Die EU-Bürokraten sind wie Drift-Fahrer, die die ganze Zeit auf Gaspedal drücken und gleichzeitig Bremse betätigen. Während die unzähligen EU-Projekte zur Erhaltung der selten gewordenen Gemüse-, Getreide-, und Obstsorten laufen und stets von der Förderung der gesunden Bio-Lebensmittel geredet wird, wird ein Abkommen mit Brasilien (Mercosur) unterzeichnet, kraft dem Fleisch aus dem mit GMO-gefütterten Vieh nach Europa gebracht werden solle.

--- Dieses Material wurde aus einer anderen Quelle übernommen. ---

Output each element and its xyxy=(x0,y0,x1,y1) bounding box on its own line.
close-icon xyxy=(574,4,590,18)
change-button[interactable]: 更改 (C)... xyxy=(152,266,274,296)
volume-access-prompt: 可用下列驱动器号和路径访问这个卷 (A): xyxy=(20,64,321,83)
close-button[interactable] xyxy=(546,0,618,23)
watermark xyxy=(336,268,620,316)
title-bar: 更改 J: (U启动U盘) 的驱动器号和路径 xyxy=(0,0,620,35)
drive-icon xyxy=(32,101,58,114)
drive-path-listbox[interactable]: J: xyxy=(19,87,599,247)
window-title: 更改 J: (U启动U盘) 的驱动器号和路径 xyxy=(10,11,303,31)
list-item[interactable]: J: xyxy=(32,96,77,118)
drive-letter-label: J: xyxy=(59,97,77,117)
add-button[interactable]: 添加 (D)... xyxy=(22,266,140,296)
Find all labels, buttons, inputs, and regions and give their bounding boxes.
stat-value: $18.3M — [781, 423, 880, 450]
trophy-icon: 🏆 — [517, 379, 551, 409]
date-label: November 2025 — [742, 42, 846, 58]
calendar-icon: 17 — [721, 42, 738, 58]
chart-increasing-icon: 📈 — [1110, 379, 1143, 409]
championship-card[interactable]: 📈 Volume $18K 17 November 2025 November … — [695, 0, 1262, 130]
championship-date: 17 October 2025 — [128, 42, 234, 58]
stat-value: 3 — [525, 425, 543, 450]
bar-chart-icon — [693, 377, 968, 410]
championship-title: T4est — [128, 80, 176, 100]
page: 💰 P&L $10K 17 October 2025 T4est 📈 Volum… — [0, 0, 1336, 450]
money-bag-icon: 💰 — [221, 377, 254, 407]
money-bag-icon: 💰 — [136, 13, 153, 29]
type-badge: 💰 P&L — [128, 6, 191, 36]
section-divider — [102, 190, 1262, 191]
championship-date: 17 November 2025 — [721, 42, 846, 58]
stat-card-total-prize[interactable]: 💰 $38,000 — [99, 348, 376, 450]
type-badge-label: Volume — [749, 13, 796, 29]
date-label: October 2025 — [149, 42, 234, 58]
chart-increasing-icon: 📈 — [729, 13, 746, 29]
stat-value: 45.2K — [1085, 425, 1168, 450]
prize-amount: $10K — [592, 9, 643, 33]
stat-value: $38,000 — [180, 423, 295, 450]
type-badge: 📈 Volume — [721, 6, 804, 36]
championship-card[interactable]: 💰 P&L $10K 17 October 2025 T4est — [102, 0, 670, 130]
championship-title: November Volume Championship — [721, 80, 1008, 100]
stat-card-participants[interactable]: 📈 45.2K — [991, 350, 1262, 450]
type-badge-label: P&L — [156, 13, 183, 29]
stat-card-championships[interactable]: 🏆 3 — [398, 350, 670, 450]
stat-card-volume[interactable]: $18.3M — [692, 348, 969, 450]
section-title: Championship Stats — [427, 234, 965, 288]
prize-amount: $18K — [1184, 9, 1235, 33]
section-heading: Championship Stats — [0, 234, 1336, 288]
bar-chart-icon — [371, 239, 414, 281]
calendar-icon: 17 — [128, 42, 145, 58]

In der Europa zweier Geschwindigkeiten ändern sogar die Grünen in Deutschland ihre Meinung, wenn etwas den Lobbyisten gefällt und sind wohl nicht mehr so sehr entschieden gegen das Abkommen wie früher.

Fragen Sie sich nun: Warum klingt es: „Ich bin Bauer“, nicht stolz? 

Gemeinde El Ejido in der spanischen Almeria. Riesige Gewächshäuser und Landwirtschaftsbetriebe, die nur dank den EU-Subventionen und marokkanischen Billigarbeitskräften funktionieren. So soll die nachhaltige Zukunft Europas aussehen? Quelle: Wikipedia, El Ejido.